India’s USDT Trading 8.5% Above Rupee Rate After ED Probe
USDT traded near INR 102.88 on June 29, about 8.5% above the USD/INR rate of INR 94.65 after Enforcement Directorate searches tied to alleged outward remittances without RBI authorization.
Tether’s USDT was quoted near INR 102.88 on June 29, roughly 8.5% higher than the USD/INR rate of INR 94.65. The local spread widened from the typical 3–4% premium as access to dollar-linked crypto inside India tightened.
Global venues continued to show USDT trading close to $1 on June 29, indicating the token’s peg held internationally while rupee-denominated access became more expensive. Market participants pointed to strains in the on‑ramp layer-banks, market makers, peer-to-peer suppliers and payment intermediaries-facing higher legal and compliance risk.
The Enforcement Directorate announced on June 19 that searches at multiple crypto and fintech platforms uncovered alleged USDT-based outward remittance activity carried out without Reserve Bank of India authorization. The agency named Transak, Carret, Xpat/Remit2any, Onramp.money and Onmeta, alleging suspected contraventions under the Foreign Exchange Management Act totaling more than INR 2,500 crore and reporting roughly INR 6 crore restrained. The agency’s release framed those points as allegations; the entities named have not been adjudicated in court.
Traders and service providers reported reduced willingness among counterparties and fewer banking touchpoints for rupee-to-USDT flows after the enforcement action.

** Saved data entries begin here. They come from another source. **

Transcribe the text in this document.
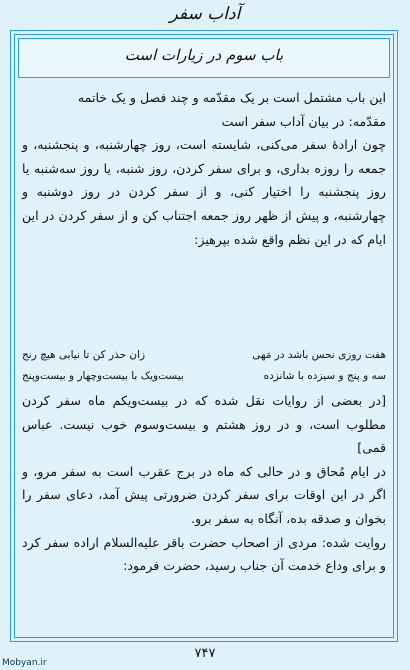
آداب سفر
باب سوم در زیارات است

این باب مشتمل است بر یک مقدّمه و چند فصل و یک خاتمه

مقدّمه: در بیان آداب سفر است

چون ارادهٔ سفر می‌کنی، شایسته است، روز چهارشنبه، و پنجشنبه، و جمعه را روزه بداری، و برای سفر کردن، روز شنبه، یا روز سه‌شنبه یا روز پنجشنبه را اختیار کنی، و از سفر کردن در روز دوشنبه و چهارشنبه، و پیش از ظهر روز جمعه اجتناب کن و از سفر کردن در این ایام که در این نظم واقع شده بپرهیز:

هفت روزی نحس باشد در مَهی
زان حذر کن تا نیابی هیچ رنج
سه و پنج و سیزده با شانزده
بیست‌ویک با بیست‌وچهار و بیست‌وپنج

[در بعضی از روایات نقل شده که در بیست‌ویکم ماه سفر کردن مطلوب است، و در روز هشتم و بیست‌وسوم خوب نیست. عباس قمی]

در ایام مُحاق و در حالی که ماه در برج عقرب است به سفر مرو، و اگر در این اوقات برای سفر کردن ضرورتی پیش آمد، دعای سفر را بخوان و صدقه بده، آنگاه به سفر برو.

روایت شده: مردی از اصحاب حضرت باقر علیه‌السلام اراده سفر کرد و برای وداع خدمت آن جناب رسید، حضرت فرمود:

۷۴۷
Mobyan.ir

They cited restricted bank access for payments, increased caution from market makers, lower peer-to-peer supply, higher tax and compliance costs, and reluctance among intermediaries to handle transfers that might attract regulatory scrutiny.
RBI Deputy Governor T. Rabi Sankar warned at a Bank for International Settlements event that stablecoins and crypto assets “can raise concerns around dollarization, currency substitution, weakened capital-flow controls, and unmonitored cross-border flows.” His remarks reflect the central bank’s focus on monetary and capital-flow risks linked to cross-border crypto activity.
Government records show 54 virtual digital asset service providers were registered with the Financial Intelligence Unit as of March 9, 2026, and that 53 apps or URLs had been directed for takedown, according to a March Lok Sabha reply. A Rajya Sabha answer described virtual digital assets as currently unregulated while noting tighter reporting and tax obligations that took effect on April 1.
Market participants and observers say higher local prices affect traders moving between venues, domestic users seeking stablecoin liquidity, and remittance arrangements that had relied on faster or informal rails. Some observers noted that constrained compliant channels can increase activity on peer-to-peer or offshore routes that are harder to monitor.
India’s Parliamentary Standing Committee on Finance scheduled a meeting with RBI officials on July 2 to discuss virtual digital assets, with taxation and compliance expected to be part of the agenda. On June 29, the reported 8.5% rupee premium on USDT reflected the wider cost of obtaining dollar-linked crypto inside India amid recent enforcement activity.